Note: This is just sanity check test (1 Mark). You will get full marks for tuning the lambda appropriately for both ridge and lasso regression. Report the hyperparameters used in observations.txt. Also, report the final SSE obtained on Test data (261 points). Make use of plot_kfold function to plot the SSE v/s lambda plot for ridge and lasso parts. Save them as ridge_kfoldcv.png and lasso_kfoldcv.png. Also, explain in observations.txt how does this plot help you tune the lambda

Task 4: Lasso Regression (2.5 Marks)

In this task, you will complete the coord_grad_descent function in task.py file. Make sure to write efficient code for this task (i.e 2000 iterations should take less than a min) for doing a fast cross validation. You are free to change the default parameter max_iter as you wish (as long as it passes autograder). To test your code, run the following command.

python3 autograder.py 4

Task 5: Observations (2 Marks)

In this task, answer the following question.
Is there something unusual with the solution of Lasso compared to the Ridge? Explain why such a thing would happen? Is using lasso advantageous compared to ridge. How?

Submission

You are expected to work on this assignment by yourself. You may not consult with your classmates or anybody else about their solutions. You are also not to look at solutions to this assignment or related ones on the Internet.
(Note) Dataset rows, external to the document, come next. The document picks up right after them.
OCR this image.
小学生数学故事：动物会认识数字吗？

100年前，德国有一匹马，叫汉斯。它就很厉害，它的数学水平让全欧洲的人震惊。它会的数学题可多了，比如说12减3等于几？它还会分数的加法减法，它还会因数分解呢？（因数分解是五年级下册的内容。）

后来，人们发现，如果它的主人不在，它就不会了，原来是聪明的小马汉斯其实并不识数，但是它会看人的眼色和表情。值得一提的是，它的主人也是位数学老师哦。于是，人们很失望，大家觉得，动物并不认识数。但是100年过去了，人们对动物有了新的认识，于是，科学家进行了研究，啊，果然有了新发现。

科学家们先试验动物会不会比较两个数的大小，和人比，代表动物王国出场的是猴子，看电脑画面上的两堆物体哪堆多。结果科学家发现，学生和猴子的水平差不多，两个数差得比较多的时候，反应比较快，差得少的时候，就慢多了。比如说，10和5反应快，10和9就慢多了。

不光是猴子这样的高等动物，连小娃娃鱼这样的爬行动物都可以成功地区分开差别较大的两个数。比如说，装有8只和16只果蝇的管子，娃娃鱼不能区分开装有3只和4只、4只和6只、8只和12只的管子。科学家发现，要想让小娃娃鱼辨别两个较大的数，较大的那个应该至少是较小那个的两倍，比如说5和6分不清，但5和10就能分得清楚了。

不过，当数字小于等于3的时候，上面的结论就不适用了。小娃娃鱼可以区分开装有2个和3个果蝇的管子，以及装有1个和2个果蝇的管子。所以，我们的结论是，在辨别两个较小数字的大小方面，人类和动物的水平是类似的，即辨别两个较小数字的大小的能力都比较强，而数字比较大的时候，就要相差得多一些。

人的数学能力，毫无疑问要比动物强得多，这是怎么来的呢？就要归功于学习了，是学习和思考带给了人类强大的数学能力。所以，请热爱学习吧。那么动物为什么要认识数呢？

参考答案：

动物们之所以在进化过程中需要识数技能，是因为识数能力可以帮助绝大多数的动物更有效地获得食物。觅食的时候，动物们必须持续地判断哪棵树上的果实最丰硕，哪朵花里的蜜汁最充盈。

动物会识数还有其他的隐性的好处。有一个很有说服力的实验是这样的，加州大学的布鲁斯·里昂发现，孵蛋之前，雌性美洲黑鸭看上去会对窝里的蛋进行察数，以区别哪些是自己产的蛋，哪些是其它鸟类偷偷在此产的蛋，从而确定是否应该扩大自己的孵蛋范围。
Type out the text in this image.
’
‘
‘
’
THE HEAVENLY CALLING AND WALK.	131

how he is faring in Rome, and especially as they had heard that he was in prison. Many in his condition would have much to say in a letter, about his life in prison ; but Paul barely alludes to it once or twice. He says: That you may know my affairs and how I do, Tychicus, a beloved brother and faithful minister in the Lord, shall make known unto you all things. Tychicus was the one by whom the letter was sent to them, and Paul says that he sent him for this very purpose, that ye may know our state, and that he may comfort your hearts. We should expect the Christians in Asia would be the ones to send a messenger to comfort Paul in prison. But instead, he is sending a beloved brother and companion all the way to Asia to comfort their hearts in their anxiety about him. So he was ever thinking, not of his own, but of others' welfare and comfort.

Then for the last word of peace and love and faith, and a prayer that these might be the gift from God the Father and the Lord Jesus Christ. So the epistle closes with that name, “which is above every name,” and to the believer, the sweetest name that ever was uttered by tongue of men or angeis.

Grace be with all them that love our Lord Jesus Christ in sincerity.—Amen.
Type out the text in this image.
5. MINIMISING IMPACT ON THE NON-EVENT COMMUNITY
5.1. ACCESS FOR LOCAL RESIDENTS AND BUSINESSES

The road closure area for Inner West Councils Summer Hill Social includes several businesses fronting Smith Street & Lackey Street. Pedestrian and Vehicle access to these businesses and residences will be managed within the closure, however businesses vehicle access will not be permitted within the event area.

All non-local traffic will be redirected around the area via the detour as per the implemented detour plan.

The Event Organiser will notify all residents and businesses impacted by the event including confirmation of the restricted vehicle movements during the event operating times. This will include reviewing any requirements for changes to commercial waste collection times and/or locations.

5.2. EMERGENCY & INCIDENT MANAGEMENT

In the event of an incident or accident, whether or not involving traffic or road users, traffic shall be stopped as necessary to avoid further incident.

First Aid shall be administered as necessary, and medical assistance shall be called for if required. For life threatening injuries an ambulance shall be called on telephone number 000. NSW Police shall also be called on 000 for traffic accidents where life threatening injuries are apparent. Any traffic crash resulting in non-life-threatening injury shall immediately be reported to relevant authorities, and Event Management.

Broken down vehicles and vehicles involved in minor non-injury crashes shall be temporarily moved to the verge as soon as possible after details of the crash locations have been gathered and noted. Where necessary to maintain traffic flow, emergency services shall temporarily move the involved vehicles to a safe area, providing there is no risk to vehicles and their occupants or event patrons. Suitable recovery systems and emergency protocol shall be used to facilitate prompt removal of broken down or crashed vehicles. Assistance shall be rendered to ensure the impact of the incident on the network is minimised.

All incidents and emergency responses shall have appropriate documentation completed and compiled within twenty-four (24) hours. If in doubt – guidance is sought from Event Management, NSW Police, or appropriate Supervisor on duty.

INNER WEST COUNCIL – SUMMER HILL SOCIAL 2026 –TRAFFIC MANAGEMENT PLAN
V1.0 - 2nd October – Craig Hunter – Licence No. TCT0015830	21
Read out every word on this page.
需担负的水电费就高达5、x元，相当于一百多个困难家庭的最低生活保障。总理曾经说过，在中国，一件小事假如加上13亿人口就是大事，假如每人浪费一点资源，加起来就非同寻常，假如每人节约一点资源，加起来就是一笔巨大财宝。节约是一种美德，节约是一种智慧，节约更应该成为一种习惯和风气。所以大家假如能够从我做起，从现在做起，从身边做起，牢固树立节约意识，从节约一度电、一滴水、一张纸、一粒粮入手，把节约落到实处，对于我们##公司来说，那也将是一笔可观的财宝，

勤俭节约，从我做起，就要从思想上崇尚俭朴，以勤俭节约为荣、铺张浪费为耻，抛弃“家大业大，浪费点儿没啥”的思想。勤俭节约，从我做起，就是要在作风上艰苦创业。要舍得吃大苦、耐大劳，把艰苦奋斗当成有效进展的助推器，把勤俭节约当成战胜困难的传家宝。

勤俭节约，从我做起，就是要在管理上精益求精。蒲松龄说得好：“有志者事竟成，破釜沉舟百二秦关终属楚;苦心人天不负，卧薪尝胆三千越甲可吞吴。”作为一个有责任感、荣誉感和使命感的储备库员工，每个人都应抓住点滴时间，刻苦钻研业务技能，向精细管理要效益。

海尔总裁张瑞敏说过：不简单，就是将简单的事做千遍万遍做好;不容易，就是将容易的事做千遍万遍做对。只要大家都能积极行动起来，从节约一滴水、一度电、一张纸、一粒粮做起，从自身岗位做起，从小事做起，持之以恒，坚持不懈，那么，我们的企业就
You are allowed to use resources on the Internet for programming (say to understand a particular command or a data structure), and also to understand concepts (so a Wikipedia page or someone's lecture notes or a textbook can certainly be consulted). However, you must list every resource you have consulted or used in a file named references.txt, explaining exactly how the resource was used. Failure to list all your sources will be considered an academic violation.

In task.py, you will have to fill out functions for all the tasks specified.
In observations.txt, you will report the parameters (learning rate, max_iteration, lambda used) for both lasso and ridge that was used to obtain your min SSE on test data. Also, explain the plots and make sure to answer the Task 5 completely here.
Also, submit the kfold cross validation plots ridge_kfoldcv.png and lasso_kfoldcv.png.

Remember to test your solution before submission using the autograder provided.

python3 autograder.py [task_num]

where task_num can be one of {1,2,3,4, all}.

Place these four files (and additionally references.txt) in a directory (la-5-rollno), and compress it to be la5-rollno.tar.gz where rollno is your roll number (say 12345678, then Final compressed file would be la5-12345678.tar.gz) and upload it on Moodle under Lab Assignment 5.